If you have idle cash lying around in your account, you can consider the following investment options to invest the funds and earn returns:
1. High-yield savings accounts
High-yield savings accounts are offered by a few Indian banks where you can park your idle cash and earn better returns than regular savings accounts. High-yield accounts generally offer interest rates of around 5%-6%, which is considerably higher than regular accounts. While your idle cash earns steady returns until needed, you can withdraw from the account at any time to meet urgent requirements. You can compare banks offering such accounts and select the one with the most competitive interest rate.
2. Liquid funds
More and more retail investors are choosing liquid mutual funds to park their idle cash.
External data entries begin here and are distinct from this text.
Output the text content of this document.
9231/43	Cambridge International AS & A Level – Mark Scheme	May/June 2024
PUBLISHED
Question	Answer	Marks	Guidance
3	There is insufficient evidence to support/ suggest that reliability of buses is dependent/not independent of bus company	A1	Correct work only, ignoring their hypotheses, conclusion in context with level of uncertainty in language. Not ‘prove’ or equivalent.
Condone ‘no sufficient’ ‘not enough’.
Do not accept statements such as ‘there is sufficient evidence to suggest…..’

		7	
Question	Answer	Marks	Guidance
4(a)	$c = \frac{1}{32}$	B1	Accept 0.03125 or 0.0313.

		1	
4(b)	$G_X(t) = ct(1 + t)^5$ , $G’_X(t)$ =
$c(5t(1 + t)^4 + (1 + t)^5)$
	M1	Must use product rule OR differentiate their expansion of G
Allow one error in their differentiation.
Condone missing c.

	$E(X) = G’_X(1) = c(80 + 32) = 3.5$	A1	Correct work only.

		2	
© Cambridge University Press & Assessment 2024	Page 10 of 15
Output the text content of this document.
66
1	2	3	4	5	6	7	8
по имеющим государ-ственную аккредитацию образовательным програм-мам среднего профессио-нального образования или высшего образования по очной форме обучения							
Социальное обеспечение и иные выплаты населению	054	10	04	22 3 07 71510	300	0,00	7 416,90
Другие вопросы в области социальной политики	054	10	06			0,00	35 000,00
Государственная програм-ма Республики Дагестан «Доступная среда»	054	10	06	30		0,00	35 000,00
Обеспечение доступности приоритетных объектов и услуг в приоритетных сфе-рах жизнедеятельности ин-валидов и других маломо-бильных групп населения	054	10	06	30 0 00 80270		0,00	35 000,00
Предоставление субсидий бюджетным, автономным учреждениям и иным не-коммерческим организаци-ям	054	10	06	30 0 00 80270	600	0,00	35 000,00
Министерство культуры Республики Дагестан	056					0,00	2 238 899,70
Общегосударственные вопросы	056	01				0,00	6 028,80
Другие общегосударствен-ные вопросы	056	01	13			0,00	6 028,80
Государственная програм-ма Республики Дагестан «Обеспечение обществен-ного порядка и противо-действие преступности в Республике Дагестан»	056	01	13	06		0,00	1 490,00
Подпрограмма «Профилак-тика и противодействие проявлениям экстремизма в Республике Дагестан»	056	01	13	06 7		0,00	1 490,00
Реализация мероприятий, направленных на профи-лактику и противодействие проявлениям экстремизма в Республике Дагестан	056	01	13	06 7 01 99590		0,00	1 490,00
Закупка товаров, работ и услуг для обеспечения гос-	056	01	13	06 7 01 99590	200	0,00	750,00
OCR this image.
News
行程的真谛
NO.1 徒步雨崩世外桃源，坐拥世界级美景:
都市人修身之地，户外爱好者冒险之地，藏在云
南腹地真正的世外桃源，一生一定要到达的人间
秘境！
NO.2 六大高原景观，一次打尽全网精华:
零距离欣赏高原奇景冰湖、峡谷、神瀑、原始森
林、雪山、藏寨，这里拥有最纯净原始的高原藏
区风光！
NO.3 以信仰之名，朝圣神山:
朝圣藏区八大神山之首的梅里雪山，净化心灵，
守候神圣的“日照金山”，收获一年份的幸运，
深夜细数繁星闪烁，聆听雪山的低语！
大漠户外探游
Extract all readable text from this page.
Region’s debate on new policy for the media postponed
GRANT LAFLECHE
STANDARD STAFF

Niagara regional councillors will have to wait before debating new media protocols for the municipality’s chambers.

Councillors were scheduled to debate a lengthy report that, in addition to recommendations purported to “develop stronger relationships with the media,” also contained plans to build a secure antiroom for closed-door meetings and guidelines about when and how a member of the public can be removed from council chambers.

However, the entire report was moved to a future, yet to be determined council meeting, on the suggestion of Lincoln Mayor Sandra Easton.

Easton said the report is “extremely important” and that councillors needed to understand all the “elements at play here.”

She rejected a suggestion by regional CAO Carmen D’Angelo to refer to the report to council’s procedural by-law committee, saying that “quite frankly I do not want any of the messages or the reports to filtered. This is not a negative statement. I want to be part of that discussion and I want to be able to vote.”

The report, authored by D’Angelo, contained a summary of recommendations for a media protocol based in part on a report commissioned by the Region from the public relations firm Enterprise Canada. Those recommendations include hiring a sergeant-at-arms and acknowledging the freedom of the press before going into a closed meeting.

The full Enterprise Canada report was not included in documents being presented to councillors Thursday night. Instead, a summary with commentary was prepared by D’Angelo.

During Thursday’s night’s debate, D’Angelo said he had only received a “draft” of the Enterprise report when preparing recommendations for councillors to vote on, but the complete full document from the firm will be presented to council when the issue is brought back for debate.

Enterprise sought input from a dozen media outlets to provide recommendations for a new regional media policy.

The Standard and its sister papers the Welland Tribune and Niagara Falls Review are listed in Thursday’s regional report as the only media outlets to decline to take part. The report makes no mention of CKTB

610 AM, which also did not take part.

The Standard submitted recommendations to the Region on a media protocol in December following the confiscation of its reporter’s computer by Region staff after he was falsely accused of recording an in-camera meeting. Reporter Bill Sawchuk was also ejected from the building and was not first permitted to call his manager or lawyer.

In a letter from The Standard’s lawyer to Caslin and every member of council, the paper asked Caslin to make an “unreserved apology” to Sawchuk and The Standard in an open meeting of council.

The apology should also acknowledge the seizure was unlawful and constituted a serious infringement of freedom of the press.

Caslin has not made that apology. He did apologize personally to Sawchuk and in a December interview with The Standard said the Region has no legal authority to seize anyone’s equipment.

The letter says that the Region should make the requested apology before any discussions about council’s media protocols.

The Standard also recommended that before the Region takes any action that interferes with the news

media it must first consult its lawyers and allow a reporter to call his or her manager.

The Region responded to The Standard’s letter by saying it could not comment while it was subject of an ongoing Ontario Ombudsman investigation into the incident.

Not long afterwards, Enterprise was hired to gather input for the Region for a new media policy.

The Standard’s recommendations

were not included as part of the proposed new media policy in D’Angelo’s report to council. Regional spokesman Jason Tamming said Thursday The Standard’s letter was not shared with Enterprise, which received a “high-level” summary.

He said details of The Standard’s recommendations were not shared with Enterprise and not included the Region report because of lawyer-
Liquid funds primarily invest in highly liquid short-term instruments like treasury bills, CDs, and commercial papers that have a maturity duration of up to 91 days. As the name suggests, they are highly liquid. In fact, redemption requests for liquid funds are processed in a T+1 cycle. You should invest your idle cash in liquid funds if you want easy access to your funds but don’t wish to lose out on high interest earnings.
3. Company FDs
Company FDs are a popular investment option for your idle cash. Here, you deposit a lump-sum amount for a pre-given tenure and earn a fixed rate of interest on the same. Issued by reputed NBFCs, these fixed deposits offer much higher returns than regular bank FDs. Generally, company FD rates hover around 6%-10%, ensuring attractive returns on your idle funds. Companies with a high credit rating of [ICRA](Stable) AAA and CIRIL AAA/Stable ensure capital safety and guaranteed returns. Depending on your liquidity needs, you can choose from cumulative (interest paid out at maturity) and non-cumulative (periodic interest payouts) FDs. You can consider investing Bajaj Finance Fixed Deposit. With a top-tier AAA rating from financial agencies like CRISIL and ICRA, they offer one of the highest returns, up to 8.60% p.a.
4. Sweep-in FDs
You can leverage the sweep-in FD option to optimise returns on your idle cash. The sweep-in facility allows you to transfer surplus funds exceeding a specific threshold from your savings account into the linked FD account for a tenure of one year. The transferred funds earn returns at higher FD rates instead of sitting idle in your bank account. This allows you to enjoy easy liquidity without sacrificing high returns.
5. Recurring deposits
Recurring deposit accounts offer another prudent avenue to park your idle cash and earn good short-term returns. RDs allow you to deposit a fixed amount every month to earn returns at a fixed rate that’s higher than savings accounts. Premature withdrawals are also permitted against interest rate reductions. RDs are a prudent option to invest your idle cash if you have a more or less stable surplus every month. Disciplined investing in RDs helps you build a corpus over time.
6. Arbitrage funds
If you want to tap into market-linked returns without a high risk exposure, you can consider parking your idle cash in low-risk arbitrage funds that exploit price discrepancies in the market. Arbitrage funds operate on the mispricing of equity shares in the spot and futures market. In simple words, these funds take advantage of the price difference between the current and future securities to generate returns. The fund manager buys shares in the cash market and sells them in the futures/derivatives markets. The difference in cost price and selling price is the investor’s return.